TAMPA — The question is asked every year at this point of the college football season, every time an SEC team hooks up against a team from another conference in a bowl game.
What about the SEC dominance?
“The conference thing, sometimes I think is overrated,” said Jermauria Rasco, a defensive end who plays for … LSU.
Rasco’s reasoning against a mountain of evidence to the contrary is simple.
“It’s all about the players,” Rasco explained. “We have to go out and play on the same level. If we’re not on the same level, we can slip up and lose.”
No. 14 LSU (9-3) plays unranked Iowa (8-4) on Wednesday in the Outback Bowl, one of three New Year’s Day bowl games that pit the SEC against the Big Ten.
The SEC is 7-2 against the Big Ten during the past three seasons.
“I think the coaches in our conference do a great job. I think it’s a very competitive league in that way,” LSU coach Les Miles said.
The SEC is 12-8 against the Big Ten in Outback/Hall of Fame Bowl matchups in Tampa.
The SEC has won the past seven BCS national championship games and would stretch that streak to eight Jan. 6 if Auburn beats Florida State. Four of the past seven Heisman Trophy winners came from SEC schools.
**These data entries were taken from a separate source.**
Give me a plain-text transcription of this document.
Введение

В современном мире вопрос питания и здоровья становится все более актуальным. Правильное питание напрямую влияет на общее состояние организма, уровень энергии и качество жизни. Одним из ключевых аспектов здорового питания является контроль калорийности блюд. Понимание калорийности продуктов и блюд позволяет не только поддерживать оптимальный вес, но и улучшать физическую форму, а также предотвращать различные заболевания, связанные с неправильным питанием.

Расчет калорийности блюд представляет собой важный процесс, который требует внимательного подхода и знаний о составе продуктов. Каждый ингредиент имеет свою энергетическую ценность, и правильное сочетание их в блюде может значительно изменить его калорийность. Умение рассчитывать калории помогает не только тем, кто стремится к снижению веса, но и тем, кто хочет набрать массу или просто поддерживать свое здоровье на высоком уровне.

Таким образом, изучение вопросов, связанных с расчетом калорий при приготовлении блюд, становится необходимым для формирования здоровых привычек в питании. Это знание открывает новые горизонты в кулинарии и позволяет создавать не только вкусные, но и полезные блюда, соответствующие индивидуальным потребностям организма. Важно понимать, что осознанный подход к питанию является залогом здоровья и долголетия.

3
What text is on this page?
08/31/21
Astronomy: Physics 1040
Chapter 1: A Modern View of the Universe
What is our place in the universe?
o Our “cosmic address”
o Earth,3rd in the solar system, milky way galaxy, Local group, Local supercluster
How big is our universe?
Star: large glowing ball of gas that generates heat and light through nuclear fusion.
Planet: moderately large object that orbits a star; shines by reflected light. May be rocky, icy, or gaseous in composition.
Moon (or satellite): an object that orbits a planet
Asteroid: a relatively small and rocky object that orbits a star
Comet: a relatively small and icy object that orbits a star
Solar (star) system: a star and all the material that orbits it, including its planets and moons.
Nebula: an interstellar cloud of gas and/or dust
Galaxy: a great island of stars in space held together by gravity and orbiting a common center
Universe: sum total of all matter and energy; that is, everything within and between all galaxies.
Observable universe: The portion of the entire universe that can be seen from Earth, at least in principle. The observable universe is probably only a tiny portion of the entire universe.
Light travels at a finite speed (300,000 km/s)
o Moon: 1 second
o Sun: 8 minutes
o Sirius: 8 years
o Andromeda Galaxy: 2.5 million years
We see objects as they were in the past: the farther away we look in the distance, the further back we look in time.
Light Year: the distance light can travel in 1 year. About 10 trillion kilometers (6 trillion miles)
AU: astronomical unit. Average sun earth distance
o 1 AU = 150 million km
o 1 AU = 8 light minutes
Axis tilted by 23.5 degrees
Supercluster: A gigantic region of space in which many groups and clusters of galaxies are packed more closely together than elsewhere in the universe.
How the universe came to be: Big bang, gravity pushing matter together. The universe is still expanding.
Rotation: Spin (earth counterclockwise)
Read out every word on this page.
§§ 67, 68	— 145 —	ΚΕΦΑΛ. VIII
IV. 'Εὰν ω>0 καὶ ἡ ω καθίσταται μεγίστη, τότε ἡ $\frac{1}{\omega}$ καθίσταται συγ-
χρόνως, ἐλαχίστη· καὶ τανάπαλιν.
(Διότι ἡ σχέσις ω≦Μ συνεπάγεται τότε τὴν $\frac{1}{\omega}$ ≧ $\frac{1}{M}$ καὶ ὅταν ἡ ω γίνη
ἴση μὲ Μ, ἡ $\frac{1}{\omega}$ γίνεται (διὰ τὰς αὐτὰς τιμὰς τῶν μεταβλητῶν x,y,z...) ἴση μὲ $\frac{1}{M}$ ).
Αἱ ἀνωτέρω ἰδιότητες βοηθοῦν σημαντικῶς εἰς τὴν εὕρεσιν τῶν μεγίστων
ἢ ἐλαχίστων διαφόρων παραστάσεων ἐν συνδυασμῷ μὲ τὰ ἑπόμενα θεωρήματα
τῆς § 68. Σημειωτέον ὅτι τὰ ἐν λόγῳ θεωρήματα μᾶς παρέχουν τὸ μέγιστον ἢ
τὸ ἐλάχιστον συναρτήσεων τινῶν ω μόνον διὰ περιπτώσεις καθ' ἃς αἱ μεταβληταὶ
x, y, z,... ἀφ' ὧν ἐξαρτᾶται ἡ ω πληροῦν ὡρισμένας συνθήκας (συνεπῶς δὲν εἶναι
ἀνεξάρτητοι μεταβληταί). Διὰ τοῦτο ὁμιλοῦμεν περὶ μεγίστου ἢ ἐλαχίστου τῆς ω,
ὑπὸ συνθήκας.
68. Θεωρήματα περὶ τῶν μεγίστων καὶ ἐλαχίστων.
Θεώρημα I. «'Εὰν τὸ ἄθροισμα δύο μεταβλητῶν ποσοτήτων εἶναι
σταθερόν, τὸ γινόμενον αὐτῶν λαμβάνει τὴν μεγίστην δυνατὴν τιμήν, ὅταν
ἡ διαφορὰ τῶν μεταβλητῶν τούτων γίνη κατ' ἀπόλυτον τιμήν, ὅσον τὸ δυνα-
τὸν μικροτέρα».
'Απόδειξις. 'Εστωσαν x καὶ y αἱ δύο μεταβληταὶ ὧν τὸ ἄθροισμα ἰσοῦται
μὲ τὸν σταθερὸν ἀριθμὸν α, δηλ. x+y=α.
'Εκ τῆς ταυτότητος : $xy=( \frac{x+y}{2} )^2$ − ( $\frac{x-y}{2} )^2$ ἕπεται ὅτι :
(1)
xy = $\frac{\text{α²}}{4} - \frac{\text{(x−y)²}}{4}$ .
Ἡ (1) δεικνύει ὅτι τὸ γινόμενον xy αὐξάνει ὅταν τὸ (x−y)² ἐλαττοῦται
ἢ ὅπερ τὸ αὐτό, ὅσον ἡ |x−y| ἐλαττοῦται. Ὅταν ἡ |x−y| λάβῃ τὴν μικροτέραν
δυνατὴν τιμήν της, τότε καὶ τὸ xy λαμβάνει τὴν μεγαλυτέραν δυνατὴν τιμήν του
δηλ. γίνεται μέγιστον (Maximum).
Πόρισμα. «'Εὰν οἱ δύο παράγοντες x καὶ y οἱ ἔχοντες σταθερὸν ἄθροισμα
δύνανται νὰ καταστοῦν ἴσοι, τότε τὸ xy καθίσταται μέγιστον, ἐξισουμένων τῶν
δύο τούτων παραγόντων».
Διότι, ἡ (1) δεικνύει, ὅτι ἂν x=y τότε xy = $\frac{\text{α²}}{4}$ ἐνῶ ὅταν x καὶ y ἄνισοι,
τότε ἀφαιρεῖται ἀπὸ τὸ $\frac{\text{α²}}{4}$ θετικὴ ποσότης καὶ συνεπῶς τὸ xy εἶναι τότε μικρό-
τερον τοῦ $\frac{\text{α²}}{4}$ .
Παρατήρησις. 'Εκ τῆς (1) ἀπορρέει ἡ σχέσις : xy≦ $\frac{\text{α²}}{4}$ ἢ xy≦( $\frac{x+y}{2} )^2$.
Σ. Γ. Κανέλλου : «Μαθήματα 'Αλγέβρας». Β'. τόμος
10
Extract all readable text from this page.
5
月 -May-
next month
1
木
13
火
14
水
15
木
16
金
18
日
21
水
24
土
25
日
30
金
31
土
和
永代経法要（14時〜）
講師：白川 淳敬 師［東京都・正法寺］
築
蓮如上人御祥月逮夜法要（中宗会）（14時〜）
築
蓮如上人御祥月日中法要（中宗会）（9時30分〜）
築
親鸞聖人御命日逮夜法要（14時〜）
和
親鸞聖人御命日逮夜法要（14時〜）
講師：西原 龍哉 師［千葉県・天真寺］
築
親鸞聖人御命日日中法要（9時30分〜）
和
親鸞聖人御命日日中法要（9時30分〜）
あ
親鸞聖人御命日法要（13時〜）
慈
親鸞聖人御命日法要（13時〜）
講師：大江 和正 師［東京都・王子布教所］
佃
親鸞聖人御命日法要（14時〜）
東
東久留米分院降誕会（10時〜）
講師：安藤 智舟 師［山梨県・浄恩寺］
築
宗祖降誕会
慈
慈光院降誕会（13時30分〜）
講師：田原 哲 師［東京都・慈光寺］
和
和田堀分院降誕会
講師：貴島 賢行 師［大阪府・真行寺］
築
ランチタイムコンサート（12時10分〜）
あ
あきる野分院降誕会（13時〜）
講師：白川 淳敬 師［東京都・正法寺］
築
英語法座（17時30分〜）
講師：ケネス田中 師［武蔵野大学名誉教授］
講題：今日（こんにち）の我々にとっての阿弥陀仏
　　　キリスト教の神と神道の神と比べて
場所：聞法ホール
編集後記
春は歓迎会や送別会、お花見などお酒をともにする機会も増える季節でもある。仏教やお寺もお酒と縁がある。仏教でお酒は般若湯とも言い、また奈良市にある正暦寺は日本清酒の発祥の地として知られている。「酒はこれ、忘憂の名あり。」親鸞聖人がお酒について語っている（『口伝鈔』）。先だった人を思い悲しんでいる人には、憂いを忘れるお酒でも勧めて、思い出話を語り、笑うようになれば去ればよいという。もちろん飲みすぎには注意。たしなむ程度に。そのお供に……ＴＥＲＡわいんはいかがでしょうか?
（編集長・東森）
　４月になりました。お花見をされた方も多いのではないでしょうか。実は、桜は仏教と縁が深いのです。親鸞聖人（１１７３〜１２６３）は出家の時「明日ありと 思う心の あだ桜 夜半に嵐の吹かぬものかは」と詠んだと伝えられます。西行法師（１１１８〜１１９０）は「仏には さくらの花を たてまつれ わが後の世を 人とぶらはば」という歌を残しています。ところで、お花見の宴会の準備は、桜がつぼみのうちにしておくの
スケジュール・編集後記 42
“You have to be blind to college football to not recognize the level of talent, the level of coaching (in the SEC),” Iowa coach Kirk Ferentz said.
Yet Ferentz is 3-1 against the SEC, including two wins in three tries against the SEC in the Outback Bowl — victories against Florida (2004) and South Carolina (2009) and a loss to Florida (2006).
“It’s an outstanding football conference,” Ferentz said. “That’s been well-documented.”
The SEC had 63 players selected in the 2013 NFL draft, including nine from LSU. The Big Ten had 22 players drafted, one from Iowa.
“You can see they got a lot of guys (in the SEC) who are going to be heading that way at some point,” Ferentz said.
LSU linebacker D.J. Welter said he senses the SEC vibe when the Tigers step out of conference.
“Definitely. It kind of puts a target on your back,” Welter said. “You read a lot of stuff in the newspapers and people are talking about the SEC style of play and it puts a chip on (the other team’s) shoulders. It gives us an urge that we have to prepare hard and be the team we want to be on game day.”
When asked if he thinks the SEC is the best conference in college football, Welter said, “I think we are. The national titles, we have all that going for us, but at the end of the day we have to go out there and play our best game.”
SEC programs have the reputation of being filled with fast, athletic players who are also big and strong and hard to defend.
Yet, the Iowa players feel they are similar to LSU when it comes to speed, athleticism and strength.
Both run a 4-3 defense and a multiple-set offense. Both feature mobile quarterbacks and are adapt at balancing the running and passing games.
Iowa receiver Kevonte Martin-Manley called it a “great challenge” to line up against an SEC team, especially one like LSU that is in the national title conversation at the start of each season.
“When you play against good opponents any week, whether it’s the Big Ten, ACC, SEC, you want to see where you stand against those guys,” he added.
Yet, Martin-Manley views the mystique that surrounds the SEC much the same as LSU’s Rasco.
“I think it’s a little bit more media hype,” Martin-Manley said. “When you turn on the film, those guys are good players, don’t get me wrong, but at the same time they have to play good football at the end of the day. Once you watch the film you get more and more confidence, and we are really confident right now.”